I have been using a Canon EOS Rebel T3i for a while now and I really enjoy it, but I have recently noticed there have been new releases of cameras in the series the T4i and T5i. I'm having a hard time figuring out if I should upgrade or not to one of these. I have been trying to do some research on them, but I don't fool myself into believing I understand the technical details of some of these reviews comparing the 3. I was wondering if anyone here could possibly assist me whether through better observations of the cameras or perhaps personal use enabling a simple compare and contrast. Maybe this is a lot more simple than I am making it.


----------



## Overread

Few thoughts to consider:

1) What is your current setup - ie camera, lens, flash, tripod, etc...

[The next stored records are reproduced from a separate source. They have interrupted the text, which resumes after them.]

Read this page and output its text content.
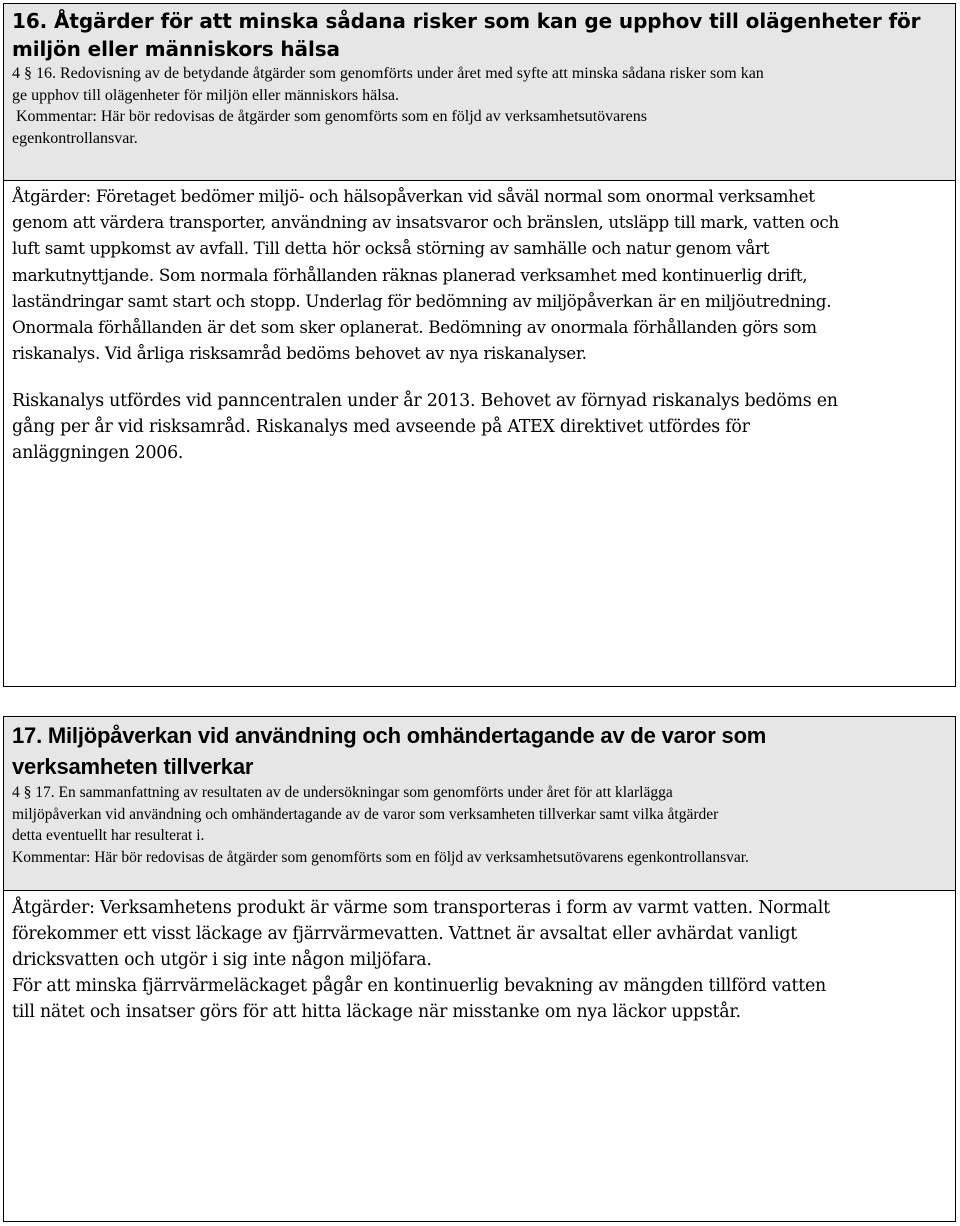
16. Åtgärder för att minska sådana risker som kan ge upphov till olägenheter för
miljön eller människors hälsa

4 § 16. Redovisning av de betydande åtgärder som genomförts under året med syfte att minska sådana risker som kan
ge upphov till olägenheter för miljön eller människors hälsa.

Kommentar: Här bör redovisas de åtgärder som genomförts som en följd av verksamhetsutövarens
egenkontrollansvar.

Åtgärder: Företaget bedömer miljö- och hälsopåverkan vid såväl normal som onormal verksamhet
genom att värdera transporter, användning av insatsvaror och bränslen, utsläpp till mark, vatten och
luft samt uppkomst av avfall. Till detta hör också störning av samhälle och natur genom vårt
markutnyttjande. Som normala förhållanden räknas planerad verksamhet med kontinuerlig drift,
laständringar samt start och stopp. Underlag för bedömning av miljöpåverkan är en miljöutredning.
Onormala förhållanden är det som sker oplanerat. Bedömning av onormala förhållanden görs som
riskanalys. Vid årliga risksamråd bedöms behovet av nya riskanalyser.

Riskanalys utfördes vid panncentralen under år 2013. Behovet av förnyad riskanalys bedöms en
gång per år vid risksamråd. Riskanalys med avseende på ATEX direktivet utfördes för
anläggningen 2006.

17. Miljöpåverkan vid användning och omhändertagande av de varor som
verksamheten tillverkar

4 § 17. En sammanfattning av resultaten av de undersökningar som genomförts under året för att klarlägga
miljöpåverkan vid användning och omhändertagande av de varor som verksamheten tillverkar samt vilka åtgärder
detta eventuellt har resulterat i.

Kommentar: Här bör redovisas de åtgärder som genomförts som en följd av verksamhetsutövarens egenkontrollansvar.

Åtgärder: Verksamhetens produkt är värme som transporteras i form av varmt vatten. Normalt
förekommer ett visst läckage av fjärrvärmevatten. Vattnet är avsaltat eller avhärdat vanligt
dricksvatten och utgör i sig inte någon miljöfara.
För att minska fjärrvärmeläckaget pågår en kontinuerlig bevakning av mängden tillförd vatten
till nätet och insatser görs för att hitta läckage när misstanke om nya läckor uppstår.
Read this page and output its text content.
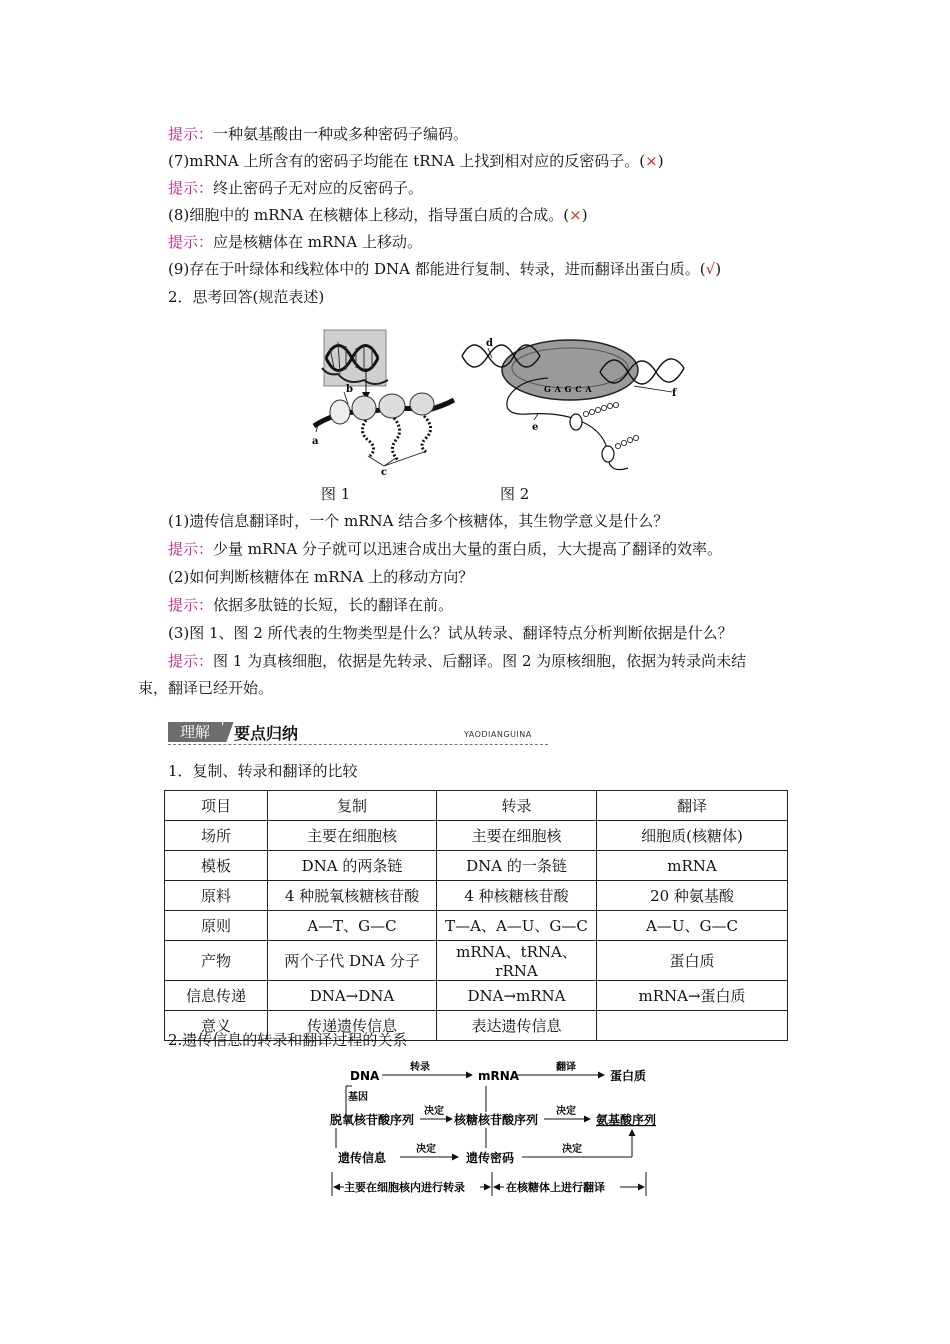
提示：一种氨基酸由一种或多种密码子编码。
(7)mRNA 上所含有的密码子均能在 tRNA 上找到相对应的反密码子。(×)
提示：终止密码子无对应的反密码子。
(8)细胞中的 mRNA 在核糖体上移动，指导蛋白质的合成。(×)
提示：应是核糖体在 mRNA 上移动。
(9)存在于叶绿体和线粒体中的 DNA 都能进行复制、转录，进而翻译出蛋白质。(√)
2．思考回答(规范表述)
b
a
c
G A G C A
d
f
e
图 1	图 2
(1)遗传信息翻译时，一个 mRNA 结合多个核糖体，其生物学意义是什么？
提示：少量 mRNA 分子就可以迅速合成出大量的蛋白质，大大提高了翻译的效率。
(2)如何判断核糖体在 mRNA 上的移动方向？
提示：依据多肽链的长短，长的翻译在前。
(3)图 1、图 2 所代表的生物类型是什么？试从转录、翻译特点分析判断依据是什么？
提示：图 1 为真核细胞，依据是先转录、后翻译。图 2 为原核细胞，依据为转录尚未结
束，翻译已经开始。
理解	要点归纳	YAODIANGUINA
1．复制、转录和翻译的比较
项目	复制	转录	翻译
场所	主要在细胞核	主要在细胞核	细胞质(核糖体)
模板	DNA 的两条链	DNA 的一条链	mRNA
原料	4 种脱氧核糖核苷酸	4 种核糖核苷酸	20 种氨基酸
原则	A—T、G—C	T—A、A—U、G—C	A—U、G—C
产物	两个子代 DNA 分子	mRNA、tRNA、rRNA	蛋白质
信息传递	DNA→DNA	DNA→mRNA	mRNA→蛋白质
意义	传递遗传信息	表达遗传信息	
2.遗传信息的转录和翻译过程的关系
DNA	mRNA	蛋白质
转录	翻译
基因
脱氧核苷酸序列
决定
核糖核苷酸序列
决定
氨基酸序列
遗传信息
决定
遗传密码
决定
主要在细胞核内进行转录	在核糖体上进行翻译
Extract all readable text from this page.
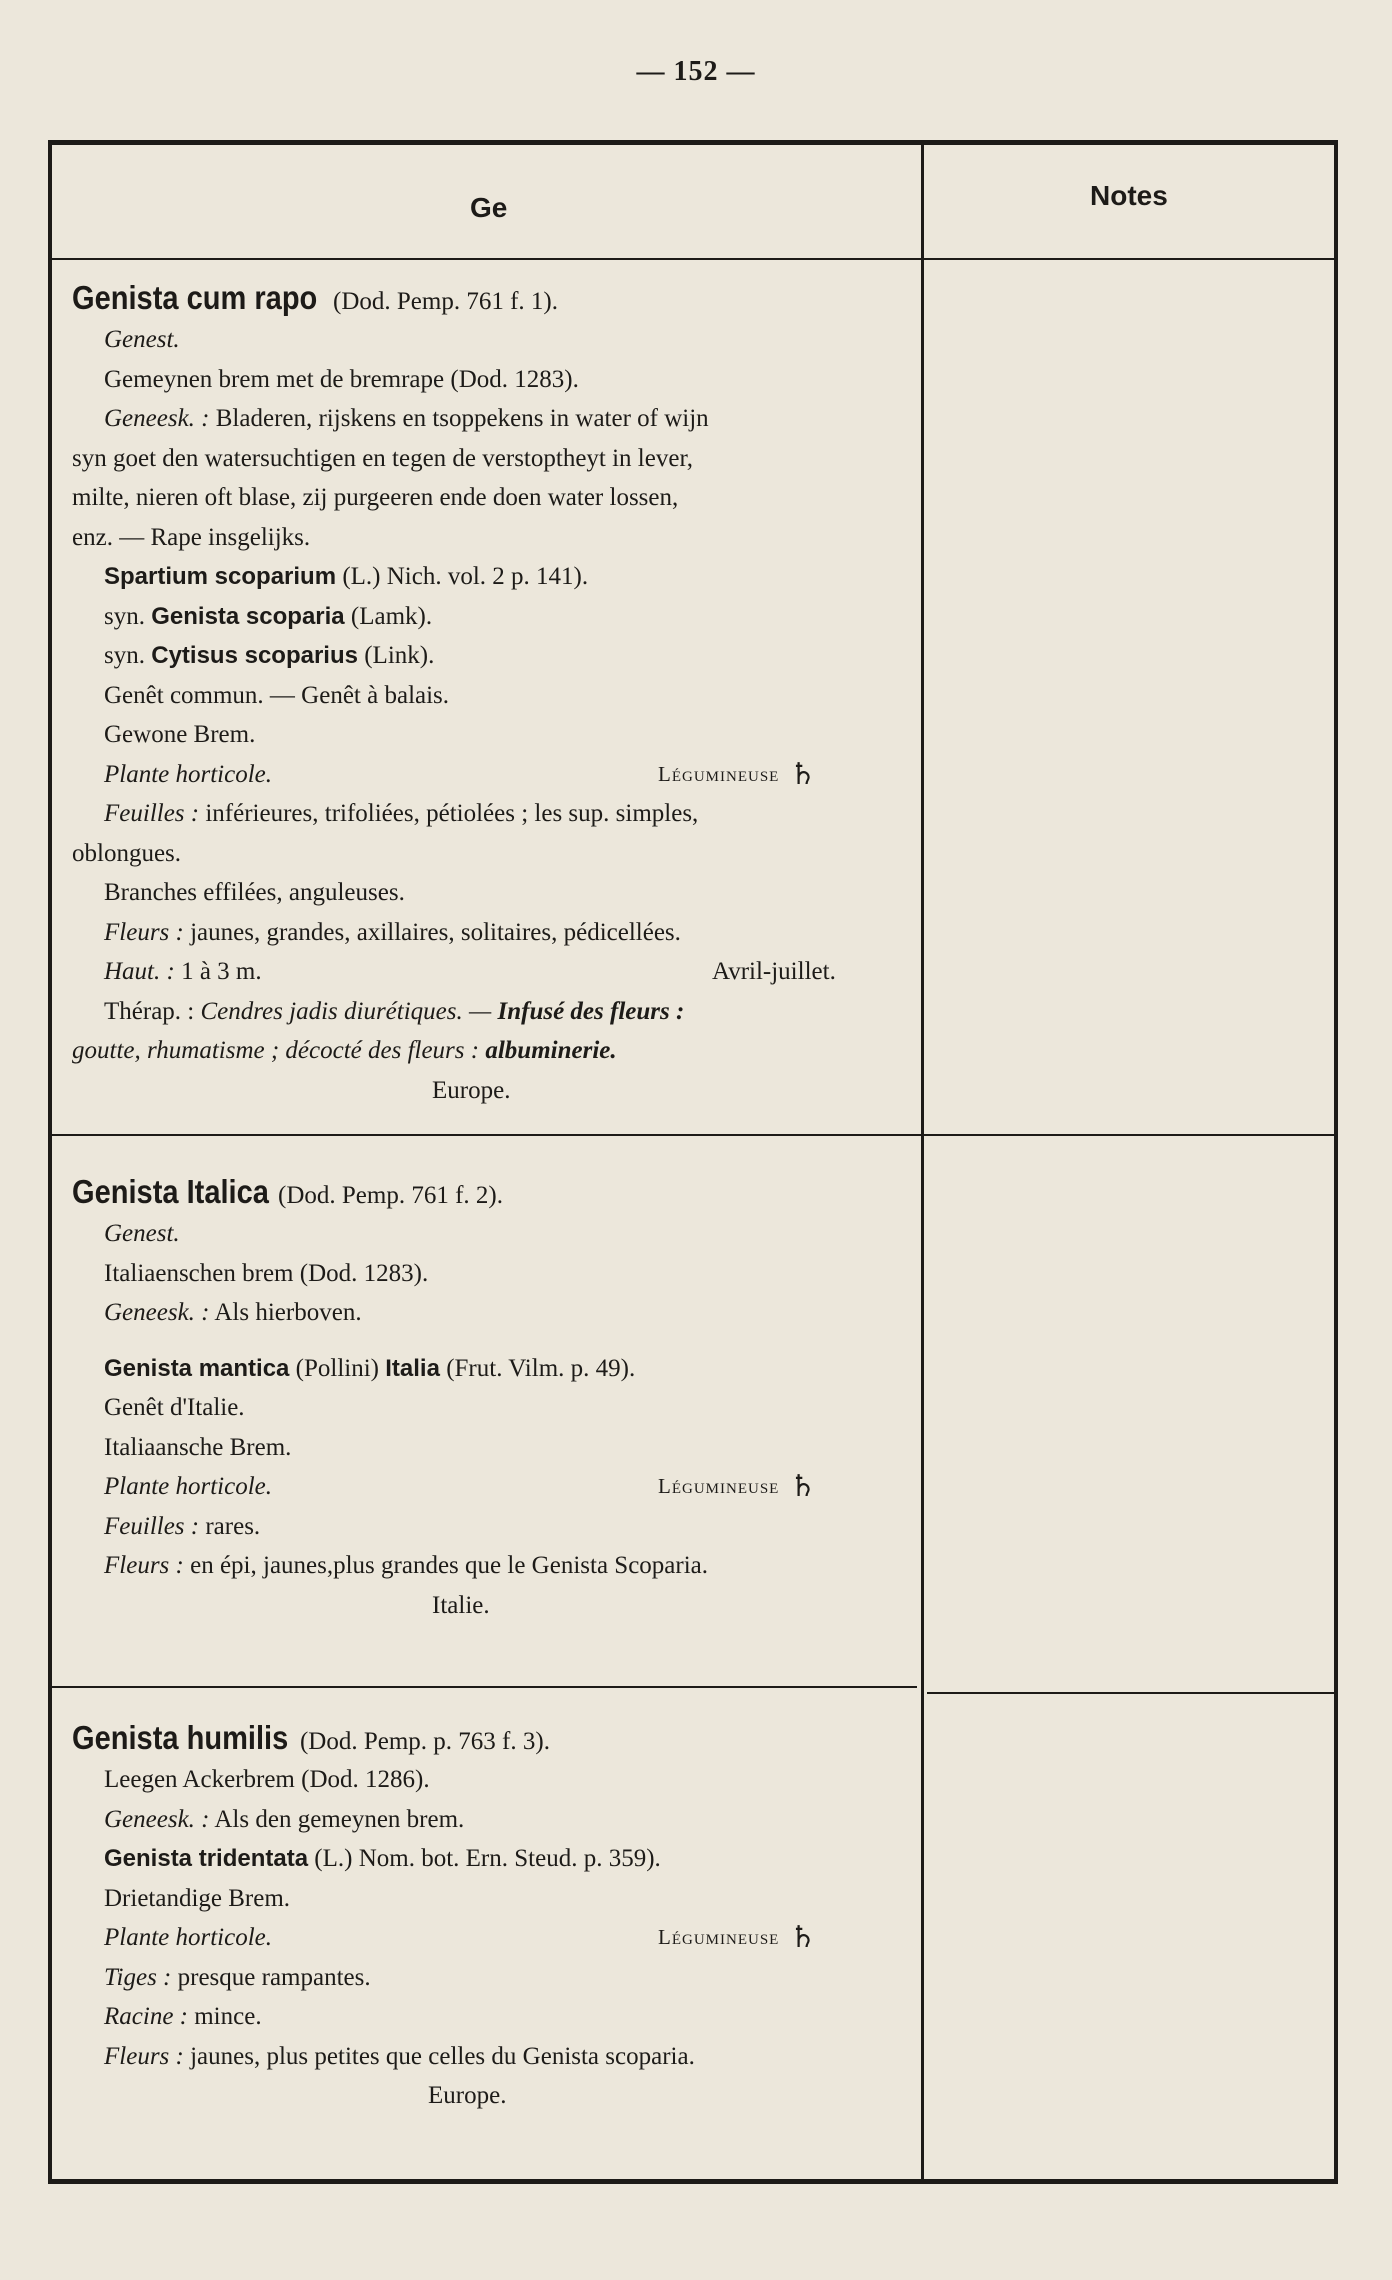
— 152 —
Ge	Notes
Genista cum rapo (Dod. Pemp. 761 f. 1).
Genest.
Gemeynen brem met de bremrape (Dod. 1283).
Geneesk. : Bladeren, rijskens en tsoppekens in water of wijn
syn goet den watersuchtigen en tegen de verstoptheyt in lever,
milte, nieren oft blase, zij purgeeren ende doen water lossen,
enz. — Rape insgelijks.
Spartium scoparium (L.) Nich. vol. 2 p. 141).
syn. Genista scoparia (Lamk).
syn. Cytisus scoparius (Link).
Genêt commun. — Genêt à balais.
Gewone Brem.
Plante horticole.	Légumineuse ♄
Feuilles : inférieures, trifoliées, pétiolées ; les sup. simples,
oblongues.
Branches effilées, anguleuses.
Fleurs : jaunes, grandes, axillaires, solitaires, pédicellées.
Haut. : 1 à 3 m.	Avril-juillet.
Thérap. : Cendres jadis diurétiques. — Infusé des fleurs :
goutte, rhumatisme ; décocté des fleurs : albuminerie.
Europe.
Genista Italica (Dod. Pemp. 761 f. 2).
Genest.
Italiaenschen brem (Dod. 1283).
Geneesk. : Als hierboven.
Genista mantica (Pollini) Italia (Frut. Vilm. p. 49).
Genêt d'Italie.
Italiaansche Brem.
Plante horticole.	Légumineuse ♄
Feuilles : rares.
Fleurs : en épi, jaunes,plus grandes que le Genista Scoparia.
Italie.
Genista humilis (Dod. Pemp. p. 763 f. 3).
Leegen Ackerbrem (Dod. 1286).
Geneesk. : Als den gemeynen brem.
Genista tridentata (L.) Nom. bot. Ern. Steud. p. 359).
Drietandige Brem.
Plante horticole.	Légumineuse ♄
Tiges : presque rampantes.
Racine : mince.
Fleurs : jaunes, plus petites que celles du Genista scoparia.
Europe.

2) What is is that you take photographs of - and does your current setup allow you to meet you desires in this regard or not?

3) Are their subjects/situations that you feel you can't take photos of where your gear limits you. 


In general a newer body is going to be better than the old, but its not always the wisest investment to get the most gain. Once you put your criteria on the table and your setup then you can start to identify where the weaknesses are and what items might give you a proper advance in technical quality.

Many times a higher end and better lens or supplemental lighting will give you vastly more improvement in image quality and possibilities.


----------



## o hey tyler

The t4i and t5i are more of a lateral upgrade from your current setup. Not much to be improved upon. Look at a 7D or 60D for more features and better ergonomics.


----------



## TonyMHFan

Overread said:


> Few thoughts to consider:
> 
> 1) What is your current setup - ie camera, lens, flash, tripod, etc...
> 
> 2) What is is that you take photographs of - and does your current setup allow you to meet you desires in this regard or not?
> 
> 3) Are their subjects/situations that you feel you can't take photos of where your gear limits you.
> 
> 
> In general a newer body is going to be better than the old, but its not always the wisest investment to get the most gain. Once you put your criteria on the table and your setup then you can start to identify where the weaknesses are and what items might give you a proper advance in technical quality.
> 
> Many times a higher end and better lens or supplemental lighting will give you vastly more improvement in image quality and possibilities.



Interesting. I didn't really think to ask myself all of that. Overall I don't feel my T3i particularly lacks in any area aside from my desire to get a better lens, but I was thinking it was possible there were some appreciable benefits to getting a body upgrade. Seems like there might not be just thinking about what you have said. Pretty obvious I'm not well versed in cameras. Thanks.



o hey tyler said:


> The t4i and t5i are more of a lateral upgrade  from your current setup. Not much to be improved upon. Look at a 7D or  60D for more features and better ergonomics.



Alright, thanks.


----------



## DarkShadow

I used my friends t4i for a few weeks and imo it's not much of an upgrade from the t3i other then a nice touch screen and some cosmetic changes.If you must  get the t4i there is or was a recall  on some of them from canon. check your serial number if you get one. see article here. Canon recalls 68,200 EOS Rebel T4i DSLRs, says rubber grips can lead to skin rash


----------